Children may become involved in interactions that could be harmful to them. These may be interactions they have initiated, or through uninitiated contact from others. The contact may be with someone they know or with strangers, such as someone pretending to be a child on a video gaming platform. Methods of harmful contact include using audio, video or text formats and may be via direct messaging platforms; texting; email; social media; in-game or in-app chat; and on chat forums or in chatrooms.
The types of contact can include the following.
From another child or someone impersonating another child or a friend; fake accounts.
Being bullied or subject to other harmful negative behaviours (see section on conduct below).
Radicalisation: exposure to extremist beliefs and terrorist activities.
manipulation for the purposes of abuse, including exploitation; criminal and sexual
coercion to engage in harmful activities, including commercial, social, sexual and criminal.
Children may behave in a way that puts them and/or others at risk through their actions. This may be deliberate or unintentional. Early years children are particularly vulnerable due to their lack of life experience, naivety and natural curiosity. Their characteristically open nature makes them easier to manipulate, be tricked and coerced than older children.
Conduct can include becoming involved in the following.
Aggressive, intimidating behaviour.
excluding from games, activities or friendship groups
harassment, making threats or stalking
trolling: sending intimidating or upsetting messages on social media, in chat rooms or online games
sending threatening, upsetting or abusive messages.
Creating and sharing images or videos without consent.
Engaging in and sharing online challenges and hoaxes.
Making, sending, receiving indecent, explicit, sexual, offensive or inappropriate messages, images and video, including images of themselves, eg sexting.
Sharing or revealing sensitive personal information or location.
Making “friends” with someone they only know online, eg someone they game with online.
Engaging in ill-advised, inappropriate or illegal commercial activity, eg buying online; illegal downloading and copyright infringement; hacking; scams; stealing or destroying someone’s online items or designs and blackmail.
Sharing fake news or providing misleading or inaccurate information to others.

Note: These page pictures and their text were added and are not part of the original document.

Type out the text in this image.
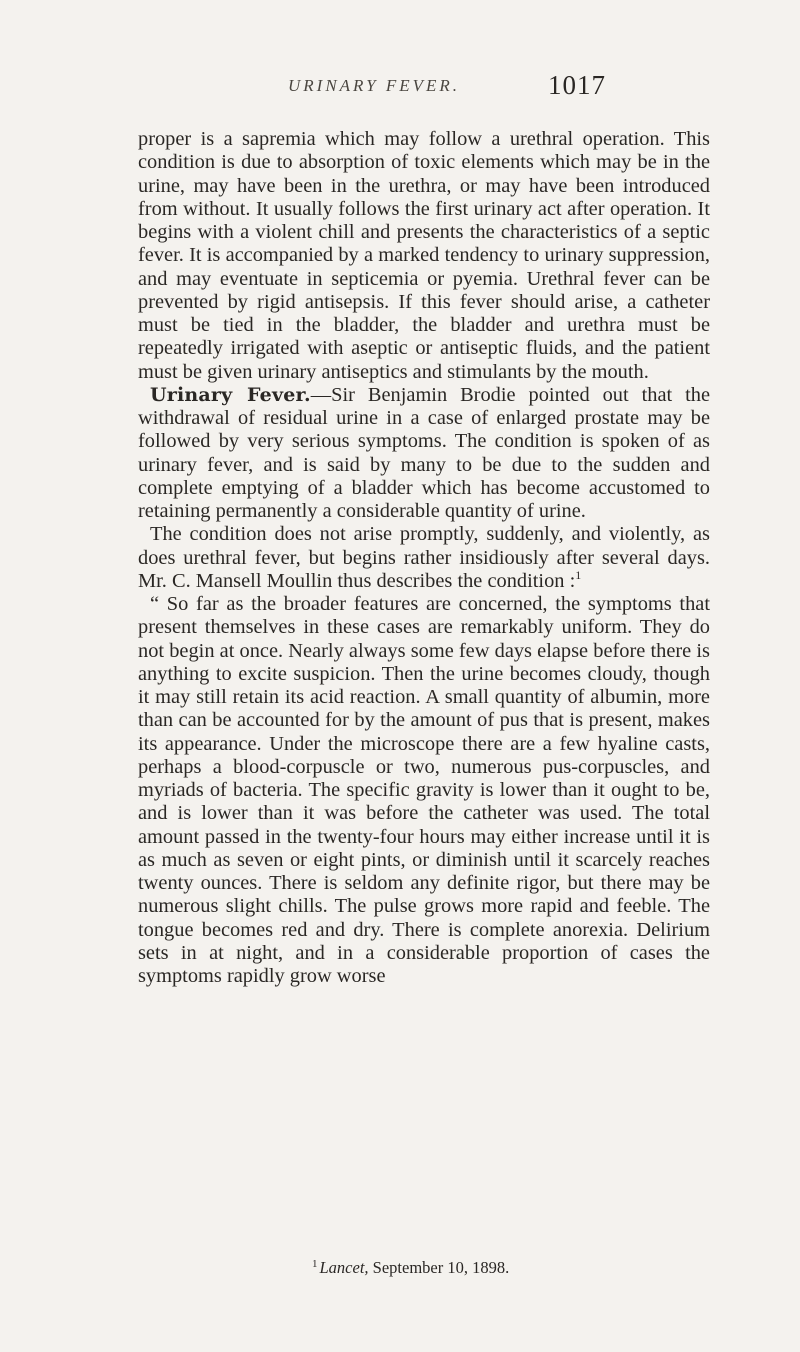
URINARY FEVER.	1017

proper is a sapremia which may follow a urethral operation. This condition is due to absorption of toxic elements which may be in the urine, may have been in the urethra, or may have been introduced from without. It usually follows the first urinary act after operation. It begins with a violent chill and presents the characteristics of a septic fever. It is accompanied by a marked tendency to urinary suppression, and may eventuate in septicemia or pyemia. Urethral fever can be prevented by rigid antisepsis. If this fever should arise, a catheter must be tied in the bladder, the bladder and urethra must be repeatedly irrigated with aseptic or antiseptic fluids, and the patient must be given urinary antiseptics and stimulants by the mouth.

Urinary Fever.—Sir Benjamin Brodie pointed out that the withdrawal of residual urine in a case of enlarged prostate may be followed by very serious symptoms. The condition is spoken of as urinary fever, and is said by many to be due to the sudden and complete emptying of a bladder which has become accustomed to retaining permanently a considerable quantity of urine.

The condition does not arise promptly, suddenly, and violently, as does urethral fever, but begins rather insidiously after several days. Mr. C. Mansell Moullin thus describes the condition :$^1$

“ So far as the broader features are concerned, the symptoms that present themselves in these cases are remarkably uniform. They do not begin at once. Nearly always some few days elapse before there is anything to excite suspicion. Then the urine becomes cloudy, though it may still retain its acid reaction. A small quantity of albumin, more than can be accounted for by the amount of pus that is present, makes its appearance. Under the microscope there are a few hyaline casts, perhaps a blood-corpuscle or two, numerous pus-corpuscles, and myriads of bacteria. The specific gravity is lower than it ought to be, and is lower than it was before the catheter was used. The total amount passed in the twenty-four hours may either increase until it is as much as seven or eight pints, or diminish until it scarcely reaches twenty ounces. There is seldom any definite rigor, but there may be numerous slight chills. The pulse grows more rapid and feeble. The tongue becomes red and dry. There is complete anorexia. Delirium sets in at night, and in a considerable proportion of cases the symptoms rapidly grow worse

$^1$ Lancet, September 10, 1898.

Having underage accounts or accessing underage material, eg social media accounts, TV/films and games.
Gaming and in-app purchasing, including without consent.

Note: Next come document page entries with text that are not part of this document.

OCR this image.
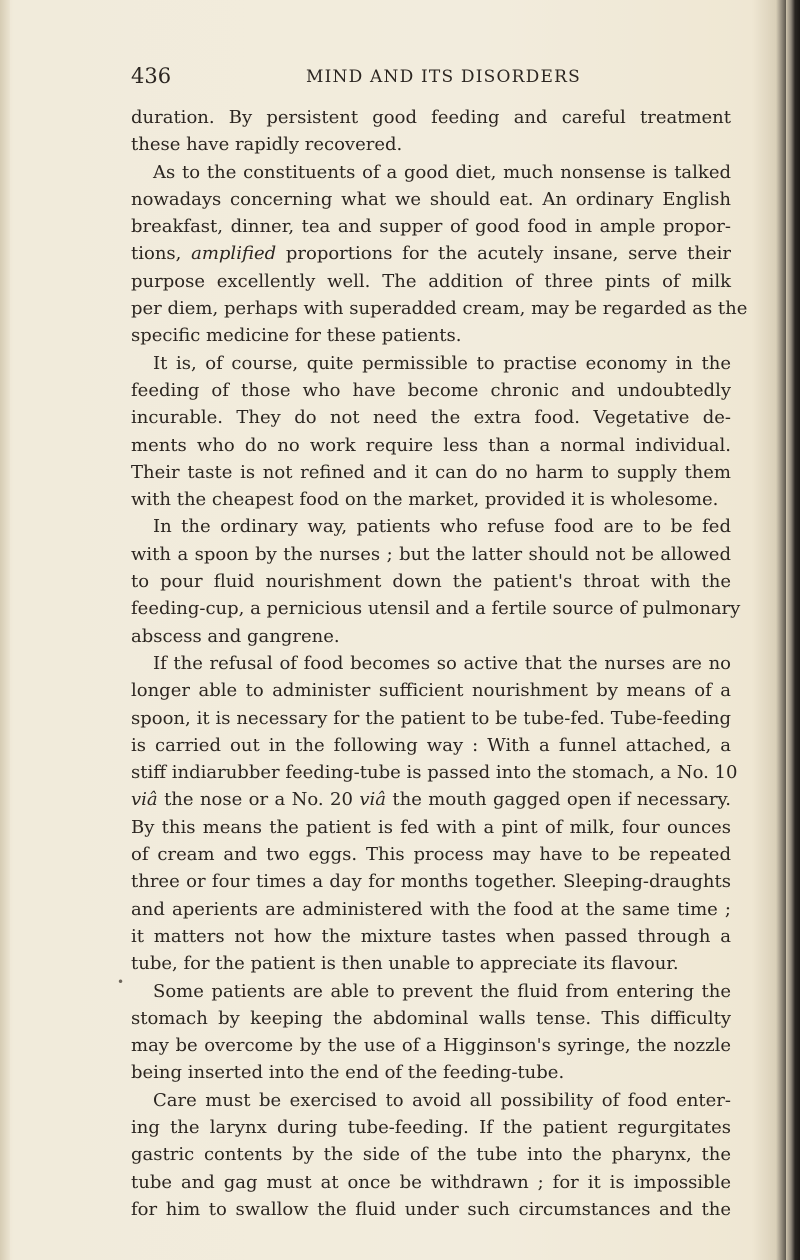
436	MIND AND ITS DISORDERS
•
duration. By persistent good feeding and careful treatment
these have rapidly recovered.
As to the constituents of a good diet, much nonsense is talked
nowadays concerning what we should eat. An ordinary English
breakfast, dinner, tea and supper of good food in ample propor-
tions, amplified proportions for the acutely insane, serve their
purpose excellently well. The addition of three pints of milk
per diem, perhaps with superadded cream, may be regarded as the
specific medicine for these patients.
It is, of course, quite permissible to practise economy in the
feeding of those who have become chronic and undoubtedly
incurable. They do not need the extra food. Vegetative de-
ments who do no work require less than a normal individual.
Their taste is not refined and it can do no harm to supply them
with the cheapest food on the market, provided it is wholesome.
In the ordinary way, patients who refuse food are to be fed
with a spoon by the nurses ; but the latter should not be allowed
to pour fluid nourishment down the patient's throat with the
feeding-cup, a pernicious utensil and a fertile source of pulmonary
abscess and gangrene.
If the refusal of food becomes so active that the nurses are no
longer able to administer sufficient nourishment by means of a
spoon, it is necessary for the patient to be tube-fed. Tube-feeding
is carried out in the following way : With a funnel attached, a
stiff indiarubber feeding-tube is passed into the stomach, a No. 10
viâ the nose or a No. 20 viâ the mouth gagged open if necessary.
By this means the patient is fed with a pint of milk, four ounces
of cream and two eggs. This process may have to be repeated
three or four times a day for months together. Sleeping-draughts
and aperients are administered with the food at the same time ;
it matters not how the mixture tastes when passed through a
tube, for the patient is then unable to appreciate its flavour.
Some patients are able to prevent the fluid from entering the
stomach by keeping the abdominal walls tense. This difficulty
may be overcome by the use of a Higginson's syringe, the nozzle
being inserted into the end of the feeding-tube.
Care must be exercised to avoid all possibility of food enter-
ing the larynx during tube-feeding. If the patient regurgitates
gastric contents by the side of the tube into the pharynx, the
tube and gag must at once be withdrawn ; for it is impossible
for him to swallow the fluid under such circumstances and the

Accessing harmful material such as extremist views, self-harm or suicide information.
Inciting others to hate/violence/extremism/terrorism.
Harmful commerce is not necessarily illegal and may be deliberate or inadvertent. There have been cases of even very young children making large, accidental purchases on Ebay or Amazon, for example, using smart speakers like Alexa, as well as unauthorised in-app or in-game purchases where there has been a credit card linked to the account they are using. Children are less savvy than adults and so more easily influenced by advertising and marketing, or influencers, and are therefore less aware of what may be affecting their decisions as consumers.
Harmful commerce can include the following.
Advertising, publicity, spam or sponsorship.
Quizzes, competitions or surveys.
Tracking the sites a child has looked at to harvest their personal information or target advertising.
Pirating and hacking.
Financial abuse and coercion/groomingz.
Smart wear, intelligent “connected” toys and tracking devices.
It is essential that early years practitioners are aware of the influence of the internet on the children in their care and the potential risks involved, in order to educate and support them to stay safe when online.